Desde 2014, quando iniciaram-se as atividades presenciais no campus dos Malês, já graduaram-se 465 estudantes brasileiros e 565 internacionais, totalizando 1030 formados, distribuídos em seis cursos de graduação. Atualmente, o campus da Unilab na Bahia apresenta com matrícula ativa 723 estudantes brasileiros e 363 internacionais. 
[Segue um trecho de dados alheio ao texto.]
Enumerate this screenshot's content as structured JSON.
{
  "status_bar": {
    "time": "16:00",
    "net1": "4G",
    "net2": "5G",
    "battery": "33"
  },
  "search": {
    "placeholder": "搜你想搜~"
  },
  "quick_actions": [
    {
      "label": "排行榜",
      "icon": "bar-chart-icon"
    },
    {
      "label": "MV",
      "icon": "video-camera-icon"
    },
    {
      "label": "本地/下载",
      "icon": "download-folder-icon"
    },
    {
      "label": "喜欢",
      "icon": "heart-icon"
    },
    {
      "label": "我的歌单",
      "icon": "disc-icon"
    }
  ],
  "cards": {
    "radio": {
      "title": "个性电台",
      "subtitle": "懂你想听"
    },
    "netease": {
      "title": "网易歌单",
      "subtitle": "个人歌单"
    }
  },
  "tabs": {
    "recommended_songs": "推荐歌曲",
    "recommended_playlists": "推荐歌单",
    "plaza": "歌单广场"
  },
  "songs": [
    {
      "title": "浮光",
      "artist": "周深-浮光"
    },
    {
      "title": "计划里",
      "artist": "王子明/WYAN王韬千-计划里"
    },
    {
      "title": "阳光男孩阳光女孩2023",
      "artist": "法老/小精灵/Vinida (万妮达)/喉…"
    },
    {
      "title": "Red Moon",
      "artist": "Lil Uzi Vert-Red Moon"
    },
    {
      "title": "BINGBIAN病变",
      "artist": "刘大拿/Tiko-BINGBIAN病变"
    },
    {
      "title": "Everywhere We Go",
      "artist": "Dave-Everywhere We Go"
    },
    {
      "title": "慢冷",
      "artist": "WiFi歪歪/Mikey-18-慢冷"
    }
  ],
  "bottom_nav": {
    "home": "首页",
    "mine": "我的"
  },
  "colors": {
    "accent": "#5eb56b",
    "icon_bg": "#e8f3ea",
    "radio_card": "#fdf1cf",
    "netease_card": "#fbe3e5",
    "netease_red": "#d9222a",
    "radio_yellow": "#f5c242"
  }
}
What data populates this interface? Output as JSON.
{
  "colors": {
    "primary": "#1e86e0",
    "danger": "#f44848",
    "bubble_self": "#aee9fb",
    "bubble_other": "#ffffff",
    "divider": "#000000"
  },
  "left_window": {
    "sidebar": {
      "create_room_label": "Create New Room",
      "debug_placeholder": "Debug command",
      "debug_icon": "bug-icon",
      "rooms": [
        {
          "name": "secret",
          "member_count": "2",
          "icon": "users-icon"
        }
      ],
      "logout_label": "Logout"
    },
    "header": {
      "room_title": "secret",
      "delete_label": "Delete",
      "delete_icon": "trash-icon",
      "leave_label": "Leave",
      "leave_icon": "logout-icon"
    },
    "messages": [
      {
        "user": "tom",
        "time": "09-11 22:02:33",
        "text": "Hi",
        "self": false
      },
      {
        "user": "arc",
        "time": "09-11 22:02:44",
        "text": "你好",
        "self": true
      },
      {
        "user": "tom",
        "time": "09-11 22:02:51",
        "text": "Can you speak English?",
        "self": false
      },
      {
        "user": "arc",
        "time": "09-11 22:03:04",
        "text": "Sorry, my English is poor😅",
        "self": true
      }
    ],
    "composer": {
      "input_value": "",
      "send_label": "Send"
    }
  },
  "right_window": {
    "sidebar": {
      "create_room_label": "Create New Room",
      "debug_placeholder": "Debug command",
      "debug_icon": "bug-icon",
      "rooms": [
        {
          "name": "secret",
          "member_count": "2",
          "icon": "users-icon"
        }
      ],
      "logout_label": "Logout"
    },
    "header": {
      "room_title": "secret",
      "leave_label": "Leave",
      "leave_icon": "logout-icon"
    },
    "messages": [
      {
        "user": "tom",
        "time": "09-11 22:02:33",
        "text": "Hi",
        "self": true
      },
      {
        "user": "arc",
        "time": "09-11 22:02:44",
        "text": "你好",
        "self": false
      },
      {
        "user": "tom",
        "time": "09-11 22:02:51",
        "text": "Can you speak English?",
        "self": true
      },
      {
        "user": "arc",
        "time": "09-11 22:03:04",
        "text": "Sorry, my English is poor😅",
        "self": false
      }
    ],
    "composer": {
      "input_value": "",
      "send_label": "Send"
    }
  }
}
Estudantes brasileiros e internacionais do campus dos Malês

Brasil-Guiné-Bissau
Entre discentes graduados está a egressa guineense Naetrem Sanca, que fez parte da história do campus dos Malês desde o início, com ingresso no curso de Humanidades em 2014. Ela graduou-se em Relações Internacionais e completou seu ciclo na Unilab em 2019. Sanca atualmente tem atuado em instituições públicas de ensino superior em Guiné-Bissau e criou o Centro de Estudos e Pesquisas sobre Mulher e Gênero em Guiné-Bissau, a partir de uma lacuna de debates e estudos sobre gênero e violência contra as mulheres no seu país.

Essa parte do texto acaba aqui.